The Amazing Vikings

They earned their brutal reputation--but the Norse were also craftsmen, explorers and believers in democracy

  • Ravagers, despoilers, pagans, heathens — such epithets pretty well summed up the Vikings for those who lived in the British Isles during medieval times. For hundreds of years after their bloody appearance at the end of the 8th century A.D., these ruthless raiders would periodically sweep in from the sea to kill, plunder and destroy, essentially at will. "From the fury of the Northmen, deliver us, O Lord" was a prayer uttered frequently and fervently at the close of the first millennium. Small wonder that the ancient Anglo-Saxons — and their cultural descendants in England, the U.S. and Canada — think of these seafaring Scandinavians as little more than violent brutes.

    But that view is wildly skewed. The Vikings were indeed raiders, but they were also traders whose economic network stretched from today's Iraq all the way to the Canadian Arctic. They were democrats who founded the world's oldest surviving parliament while Britain was still mired in feudalism. They were master metalworkers, fashioning exquisite jewelry from silver, gold and bronze. Above all, they were intrepid explorers whose restless hearts brought them to North America some 500 years before Columbus.

    The broad outlines of Viking culture and achievement have been known to experts for decades, but a spate of new scholarship, based largely on archaeological excavations in Europe, Iceland, Greenland and Canada, has begun to fill in the elusive details. And now the rest of us have a chance to share in those discoveries with the opening last week of a wonderfully rich exhibition titled "Vikings: The North Atlantic Saga" at the National Museum of Natural History in Washington.

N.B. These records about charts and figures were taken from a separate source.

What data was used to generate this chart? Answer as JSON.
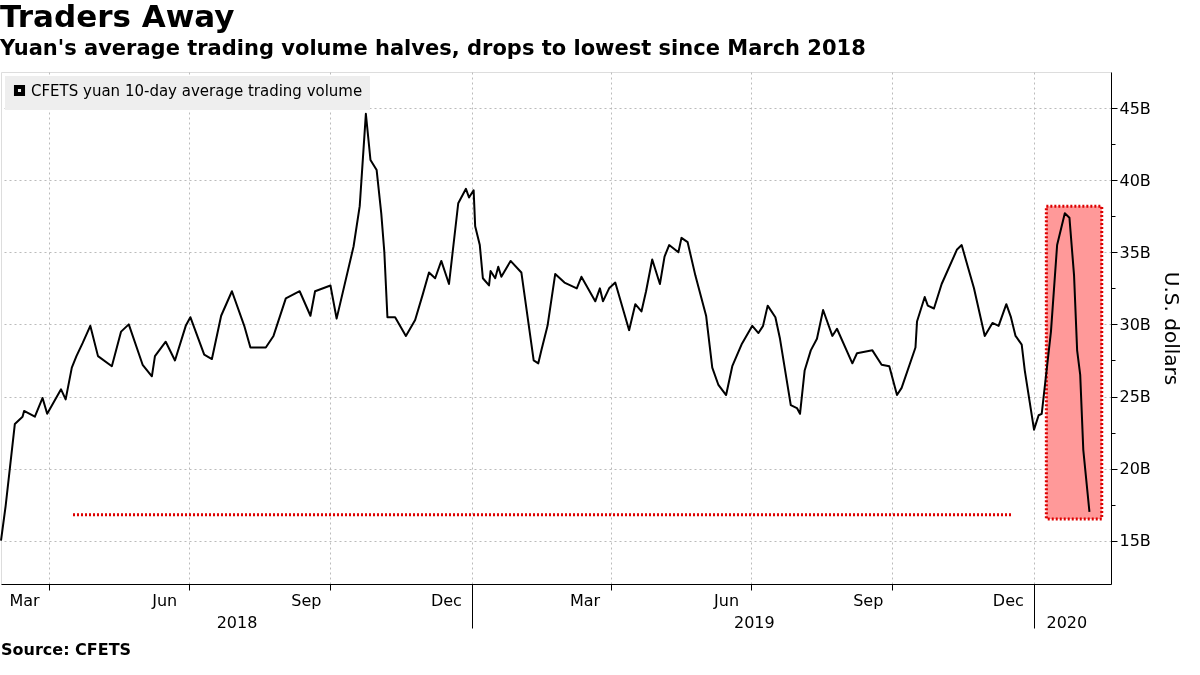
{
  "chart_data": {
    "type": "line",
    "title": "Traders Away",
    "subtitle": "Yuan's average trading volume halves, drops to lowest since March 2018",
    "ylabel": "U.S. dollars",
    "annotations": [
      "Source: CFETS"
    ],
    "series": [
      {
        "name": "CFETS yuan 10-day average trading volume",
        "color": "#000000",
        "x": [
          "2018-03-01",
          "2018-03-04",
          "2018-03-10",
          "2018-03-15",
          "2018-03-16",
          "2018-03-23",
          "2018-03-28",
          "2018-03-31",
          "2018-04-09",
          "2018-04-12",
          "2018-04-16",
          "2018-04-19",
          "2018-04-23",
          "2018-04-28",
          "2018-05-03",
          "2018-05-12",
          "2018-05-18",
          "2018-05-23",
          "2018-06-01",
          "2018-06-07",
          "2018-06-09",
          "2018-06-16",
          "2018-06-22",
          "2018-06-29",
          "2018-07-02",
          "2018-07-11",
          "2018-07-16",
          "2018-07-22",
          "2018-07-29",
          "2018-08-06",
          "2018-08-10",
          "2018-08-20",
          "2018-08-25",
          "2018-09-02",
          "2018-09-11",
          "2018-09-18",
          "2018-09-21",
          "2018-10-01",
          "2018-10-05",
          "2018-10-16",
          "2018-10-20",
          "2018-10-24",
          "2018-10-27",
          "2018-10-31",
          "2018-11-03",
          "2018-11-05",
          "2018-11-07",
          "2018-11-12",
          "2018-11-19",
          "2018-11-25",
          "2018-11-30",
          "2018-12-04",
          "2018-12-08",
          "2018-12-12",
          "2018-12-17",
          "2018-12-23",
          "2018-12-28",
          "2018-12-30",
          "2019-01-02",
          "2019-01-03",
          "2019-01-06",
          "2019-01-08",
          "2019-01-12",
          "2019-01-13",
          "2019-01-16",
          "2019-01-18",
          "2019-01-20",
          "2019-01-26",
          "2019-02-02",
          "2019-02-10",
          "2019-02-13",
          "2019-02-15",
          "2019-02-19",
          "2019-02-24",
          "2019-03-02",
          "2019-03-10",
          "2019-03-13",
          "2019-03-22",
          "2019-03-25",
          "2019-03-27",
          "2019-03-31",
          "2019-04-04",
          "2019-04-13",
          "2019-04-17",
          "2019-04-21",
          "2019-04-24",
          "2019-04-28",
          "2019-05-03",
          "2019-05-06",
          "2019-05-09",
          "2019-05-15",
          "2019-05-17",
          "2019-05-21",
          "2019-05-26",
          "2019-06-02",
          "2019-06-06",
          "2019-06-10",
          "2019-06-15",
          "2019-06-19",
          "2019-06-25",
          "2019-07-02",
          "2019-07-06",
          "2019-07-09",
          "2019-07-12",
          "2019-07-17",
          "2019-07-20",
          "2019-07-27",
          "2019-07-31",
          "2019-08-02",
          "2019-08-05",
          "2019-08-09",
          "2019-08-13",
          "2019-08-17",
          "2019-08-23",
          "2019-08-26",
          "2019-09-05",
          "2019-09-08",
          "2019-09-18",
          "2019-09-24",
          "2019-09-29",
          "2019-10-04",
          "2019-10-07",
          "2019-10-16",
          "2019-10-17",
          "2019-10-22",
          "2019-10-24",
          "2019-10-28",
          "2019-11-02",
          "2019-11-12",
          "2019-11-15",
          "2019-11-19",
          "2019-11-23",
          "2019-11-30",
          "2019-12-05",
          "2019-12-09",
          "2019-12-14",
          "2019-12-17",
          "2019-12-20",
          "2019-12-24",
          "2019-12-26",
          "2020-01-01",
          "2020-01-04",
          "2020-01-06",
          "2020-01-12",
          "2020-01-16",
          "2020-01-21",
          "2020-01-24",
          "2020-01-27",
          "2020-01-29",
          "2020-01-31",
          "2020-02-02",
          "2020-02-06"
        ],
        "values": [
          15.0,
          17.4,
          23.1,
          23.6,
          24.0,
          23.6,
          24.9,
          23.8,
          25.5,
          24.8,
          27.0,
          27.8,
          28.7,
          29.9,
          27.8,
          27.1,
          29.5,
          30.0,
          27.2,
          26.4,
          27.8,
          28.8,
          27.5,
          29.9,
          30.5,
          27.9,
          27.6,
          30.6,
          32.3,
          29.9,
          28.4,
          28.4,
          29.2,
          31.8,
          32.3,
          30.6,
          32.3,
          32.7,
          30.4,
          35.4,
          38.2,
          44.6,
          41.4,
          40.7,
          37.7,
          35.0,
          30.5,
          30.5,
          29.2,
          30.3,
          32.1,
          33.6,
          33.2,
          34.4,
          32.8,
          38.4,
          39.4,
          38.8,
          39.3,
          36.8,
          35.5,
          33.2,
          32.7,
          33.7,
          33.2,
          34.0,
          33.3,
          34.4,
          33.6,
          27.5,
          27.3,
          28.2,
          29.9,
          33.5,
          32.9,
          32.5,
          33.3,
          31.6,
          32.5,
          31.6,
          32.5,
          32.9,
          29.6,
          31.4,
          30.9,
          32.3,
          34.5,
          32.8,
          34.7,
          35.5,
          35.0,
          36.0,
          35.7,
          33.4,
          30.6,
          27.0,
          25.8,
          25.1,
          27.1,
          28.6,
          29.9,
          29.4,
          29.9,
          31.3,
          30.5,
          29.0,
          24.4,
          24.2,
          23.8,
          26.8,
          28.2,
          29.0,
          31.0,
          29.2,
          29.7,
          27.3,
          28.0,
          28.2,
          27.2,
          27.1,
          25.1,
          25.6,
          28.4,
          30.2,
          31.9,
          31.3,
          31.1,
          32.8,
          35.2,
          35.5,
          34.0,
          32.5,
          29.2,
          30.1,
          29.9,
          31.4,
          30.5,
          29.2,
          28.6,
          26.8,
          22.7,
          23.7,
          23.8,
          29.5,
          35.5,
          37.7,
          37.4,
          33.4,
          28.2,
          26.5,
          21.3,
          17.0
        ]
      }
    ],
    "xlim": [
      "2018-03-01",
      "2020-02-20"
    ],
    "xticks": [
      {
        "value": "2018-03-16",
        "label": "Mar"
      },
      {
        "value": "2018-04-01",
        "label": null
      },
      {
        "value": "2018-06-15",
        "label": "Jun"
      },
      {
        "value": "2018-07-01",
        "label": null
      },
      {
        "value": "2018-09-15",
        "label": "Sep"
      },
      {
        "value": "2018-10-01",
        "label": null
      },
      {
        "value": "2018-12-15",
        "label": "Dec"
      },
      {
        "value": "2019-01-01",
        "label": null
      },
      {
        "value": "2019-03-15",
        "label": "Mar"
      },
      {
        "value": "2019-04-01",
        "label": null
      },
      {
        "value": "2019-06-15",
        "label": "Jun"
      },
      {
        "value": "2019-07-01",
        "label": null
      },
      {
        "value": "2019-09-15",
        "label": "Sep"
      },
      {
        "value": "2019-10-01",
        "label": null
      },
      {
        "value": "2019-12-15",
        "label": "Dec"
      },
      {
        "value": "2020-01-01",
        "label": null
      }
    ],
    "x2lim": [
      "2018-03-01",
      "2020-02-20"
    ],
    "x2ticks": [
      {
        "value": "2018-08-01",
        "label": "2018"
      },
      {
        "value": "2019-01-01",
        "label": null
      },
      {
        "value": "2019-07-03",
        "label": "2019"
      },
      {
        "value": "2020-01-01",
        "label": null
      },
      {
        "value": "2020-01-22",
        "label": "2020"
      }
    ],
    "ylim": [
      12,
      47.5
    ],
    "yticks": [
      {
        "value": 15,
        "label": "15B"
      },
      {
        "value": 17.5,
        "label": null
      },
      {
        "value": 20,
        "label": "20B"
      },
      {
        "value": 22.5,
        "label": null
      },
      {
        "value": 25,
        "label": "25B"
      },
      {
        "value": 27.5,
        "label": null
      },
      {
        "value": 30,
        "label": "30B"
      },
      {
        "value": 32.5,
        "label": null
      },
      {
        "value": 35,
        "label": "35B"
      },
      {
        "value": 37.5,
        "label": null
      },
      {
        "value": 40,
        "label": "40B"
      },
      {
        "value": 42.5,
        "label": null
      },
      {
        "value": 45,
        "label": "45B"
      }
    ],
    "bands": [
      {
        "axis": "x",
        "from": "2020-01-09",
        "to": "2020-02-14",
        "color": "#ff9999"
      }
    ],
    "ref_lines": [
      {
        "axis": "y",
        "value": 16.8,
        "color": "#dd0000",
        "line_style": "dotted"
      }
    ],
    "grid": true,
    "legend": "top left",
    "marker": "none",
    "line_style": "solid"
  }
}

    Timed to commemorate the thousand-year anniversary of Leif Eriksson's arrival in North America, the show examines the Vikings and their Norse descendants from about A.D. 740 to 1450 — focusing especially on their westward expansion and on the persistent mysteries of how extensively the Vikings explored North America and why they abandoned their outpost here.

    In doing so, the curators have laid to rest a number of popular misconceptions, including one they perpetuate in the show's title. The term Viking (possibly from the Old Norse vik , meaning bay) refers properly only to men who went on raids. All Vikings were Norse, but not all Norse were Vikings — and those who were did their viking only part time. Vikings didn't wear horned helmets (a fiction probably created for 19th century opera). And while rape and pillage were part of the agenda, they were a small part of Norse life.

    In fact, this mostly blue-eyed, blond or reddish-haired people who originated in what is now Scandinavia were primarily farmers and herdsmen. They grew grains and vegetables during the short summer but depended mostly on livestock — cattle, goats, sheep and pigs. They weren't Christian until the late 10th century, yet they were not irreligious. Like the ancient Greeks and Romans, they worshiped a pantheon of deities, three of whom — Odin, Thor and Freya — we recall every week, as Wednesday, Thursday and Friday were named after them. (Other Norse words that endure in modern English: berserk and starboard.)